Big Data is an emerging field, and nowadays, it is catching the eyes of everyone in the information age. We all know about the average Data that we usually store in our computers or smartphone in the form of multimedia, contacts, documents, and other files in general. All these things represent normal Data. But, when it comes to Big Data, many of us often are mislead by complicated jargon and some odd use-cases.
In this segment, we have covered the meaning of Big Data, its main characteristics, and some use-cases that makes it so valuable. Applications of Big Data probably surround you everywhere. How may you ask? Let us find out.
What is Big Data?
Big Data, in simpler terms, refers to a cluster of data that is produced very rapidly and in a non-uniform manner. It doesn’t end here. Data keeps growing exponentially. It widens so quickly to a point where standard database systems such as SQL cannot maintain it. Nor your computers can keep track of it. Now there are some characteristics of the Big Data.
Characteristics of Big Data (3’Vs of Big Data)

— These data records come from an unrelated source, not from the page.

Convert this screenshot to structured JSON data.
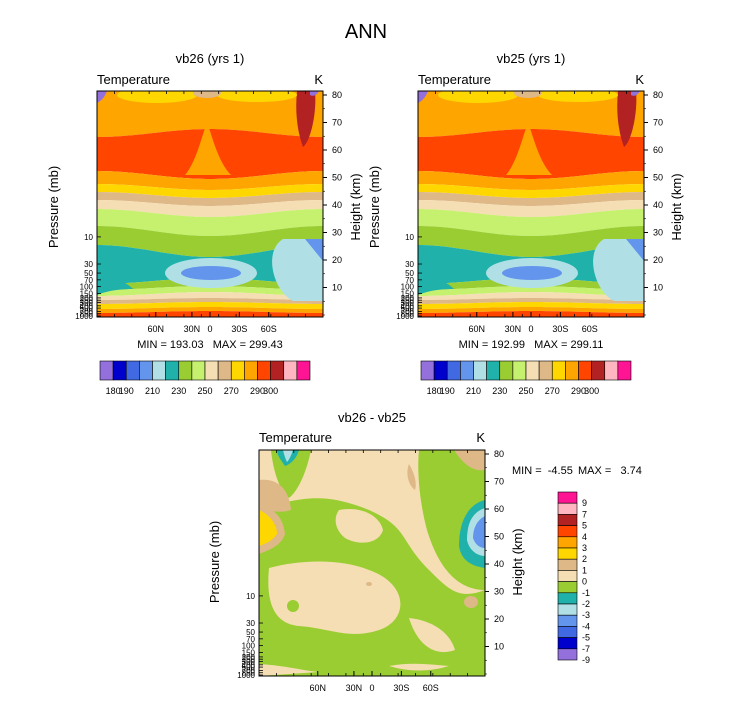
{
  "page_title": "ANN",
  "chart_data": [
    {
      "type": "heatmap",
      "title": "vb26 (yrs 1)",
      "field_label": "Temperature",
      "units": "K",
      "ylabel": "Pressure (mb)",
      "ylabel_right": "Height (km)",
      "x_ticks": [
        "60N",
        "30N",
        "0",
        "30S",
        "60S"
      ],
      "y_ticks": [
        "1000",
        "850",
        "700",
        "500",
        "400",
        "300",
        "250",
        "200",
        "150",
        "100",
        "70",
        "50",
        "30",
        "10"
      ],
      "y_ticks_right": [
        "10",
        "20",
        "30",
        "40",
        "50",
        "60",
        "70",
        "80"
      ],
      "stats": "MIN = 193.03   MAX = 299.43",
      "colorbar_labels": [
        "180",
        "190",
        "210",
        "230",
        "250",
        "270",
        "290",
        "300"
      ],
      "contour_levels": [
        180,
        185,
        190,
        200,
        210,
        220,
        230,
        240,
        250,
        260,
        270,
        280,
        290,
        295,
        300
      ],
      "range": [
        193.03,
        299.43
      ]
    },
    {
      "type": "heatmap",
      "title": "vb25 (yrs 1)",
      "field_label": "Temperature",
      "units": "K",
      "ylabel": "Pressure (mb)",
      "ylabel_right": "Height (km)",
      "x_ticks": [
        "60N",
        "30N",
        "0",
        "30S",
        "60S"
      ],
      "y_ticks": [
        "1000",
        "850",
        "700",
        "500",
        "400",
        "300",
        "250",
        "200",
        "150",
        "100",
        "70",
        "50",
        "30",
        "10"
      ],
      "y_ticks_right": [
        "10",
        "20",
        "30",
        "40",
        "50",
        "60",
        "70",
        "80"
      ],
      "stats": "MIN = 192.99   MAX = 299.11",
      "colorbar_labels": [
        "180",
        "190",
        "210",
        "230",
        "250",
        "270",
        "290",
        "300"
      ],
      "contour_levels": [
        180,
        185,
        190,
        200,
        210,
        220,
        230,
        240,
        250,
        260,
        270,
        280,
        290,
        295,
        300
      ],
      "range": [
        192.99,
        299.11
      ]
    },
    {
      "type": "heatmap",
      "title": "vb26 - vb25",
      "field_label": "Temperature",
      "units": "K",
      "ylabel": "Pressure (mb)",
      "ylabel_right": "Height (km)",
      "x_ticks": [
        "60N",
        "30N",
        "0",
        "30S",
        "60S"
      ],
      "y_ticks": [
        "1000",
        "850",
        "700",
        "500",
        "400",
        "300",
        "250",
        "200",
        "150",
        "100",
        "70",
        "50",
        "30",
        "10"
      ],
      "y_ticks_right": [
        "10",
        "20",
        "30",
        "40",
        "50",
        "60",
        "70",
        "80"
      ],
      "stats_min": "MIN =  -4.55",
      "stats_max": "MAX =   3.74",
      "colorbar_labels": [
        "9",
        "7",
        "5",
        "4",
        "3",
        "2",
        "1",
        "0",
        "-1",
        "-2",
        "-3",
        "-4",
        "-5",
        "-7",
        "-9"
      ],
      "range": [
        -4.55,
        3.74
      ]
    }
  ],
  "colors": {
    "abs_palette": [
      "#9370db",
      "#0000cd",
      "#4169e1",
      "#6495ed",
      "#b0e0e6",
      "#20b2aa",
      "#9acd32",
      "#c6f16f",
      "#f5deb3",
      "#deb887",
      "#ffd700",
      "#ffa500",
      "#ff4500",
      "#b22222",
      "#ffb6c1",
      "#ff1493"
    ],
    "diff_palette": [
      "#ff1493",
      "#ffb6c1",
      "#b22222",
      "#ff4500",
      "#ffa500",
      "#ffd700",
      "#deb887",
      "#f5deb3",
      "#9acd32",
      "#20b2aa",
      "#b0e0e6",
      "#6495ed",
      "#4169e1",
      "#0000cd",
      "#9370db"
    ]
  }
}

Now that you know what Big Data is, let’s dive into some basic fundamentals. Here we have tried to clear some fog on what makes Big Data stand apart from the standard Data. Later we also try to explain it with some examples; for now, let’s have a look at the characteristics of Big Data. It is famously defined as the 3’Vs of Big Data that includes Volume, Velocity, and Variety.
Volume
In simple terms, it is the amount of data that is generated by anything. Here, for something to be qualified as a Big Data, it needs to generate a lot of data. For example, we can relate it to social media such as Facebook, where it has more than a billion active users who interact with each other, upload images, videos, share posts, like, and connect with others via messages. So its a lot of data that they generate altogether.
Velocity
Going more deep into Big Data, it is evident that it hosts a lot of data. But, even Data Warehouses has a lot of data. So for something to qualify as Big Data, it needs to fulfil another property that is Velocity. It is the rate at which the Data is gathered, accumulated, or generated. Relating back to the Facebook example, every second, a lot of Data is made by its users.
Variety
Now, In Big Data, the Data that it stores is of different types. It can be multimedia data as images, videos, audios, and other documents and text as well. There is no pre-defined structure to this Data, which is generated. Hence, it goes into the category of unstructured data. Let’s see some examples of Big Data.
Examples of Big Data
Social Media is one prime example. Here, as we previously explained, there are millions of users who generate a huge volume of data. Sharing of posts, videos, images, and exchange of messages take place every minute. Thus this satisfies our three characteristics of Volume, Variety, and Velocity.
Search Engine data, as in Google, Yahoo, and other search engines. It consists of millions of indexed links in their database and has all types of it, such as blogs, websites, images, videos, etc. Even here, the Data that is collected every minute via web crawlers are quite gigantic.
Use-cases and Applications of Big Data
Now that we know what can be qualified as a Big Data let’s try to dive a bit into its application and use-cases.
Big Data Analytics
We did collect a lot of data, too much that it qualified as a Big Data. Now, it’s time to perform some actions on the data. Remember how you cannot perform the normal database queries that worked for SQL and other small scale databases?
So to gain more information out of the Data, we go for Big Data Analytics or Analysis. It is a technique to identify existing patterns, correlations, trends from different sets of data to predict and derive actionable insights. It is one of the applications of Big Data and using this, and there are many applications to it in all the sectors such as telecom, media, healthcare, etc.
Competitor Analysis
After gaining a lot of data through surveys, gathering social media data, and other consumer-related data sets, you can identify competition in different actors. Generally, experts do the analysis and give results in the form of new areas to generate revenue, sectors where a company can invest at any point in time, and other insights that dictate an organization’s growth towards profits and revenue.
Healthcare
Big Data is playing a significant role in healthcare nowadays in identifying trends from various sources. Different data sets are collected from hospitals and other medical facilities that contain patient data and medical history.
There’s also a surge in wearable healthcare equipment that monitors blood pressure, heart rate, and other such things are collected and analyzed for further research and development of medicines.
It also helps in identifying the scenario of all the hospitals at any given time, which further helps in making significant decisions related to management and overall governing of the healthcare sector in any particular area.
Conclusion:
Big Data is essential. It can derive new growth opportunities by identifying neglected sectors. Furthermore, it is becoming easier to deal with massive datasets with the help of Big Data. Currently, the majority of works done under behavioural analysis and productive analytics. It has given an edge over standard methods, and it can be more reliable with current technological advancements.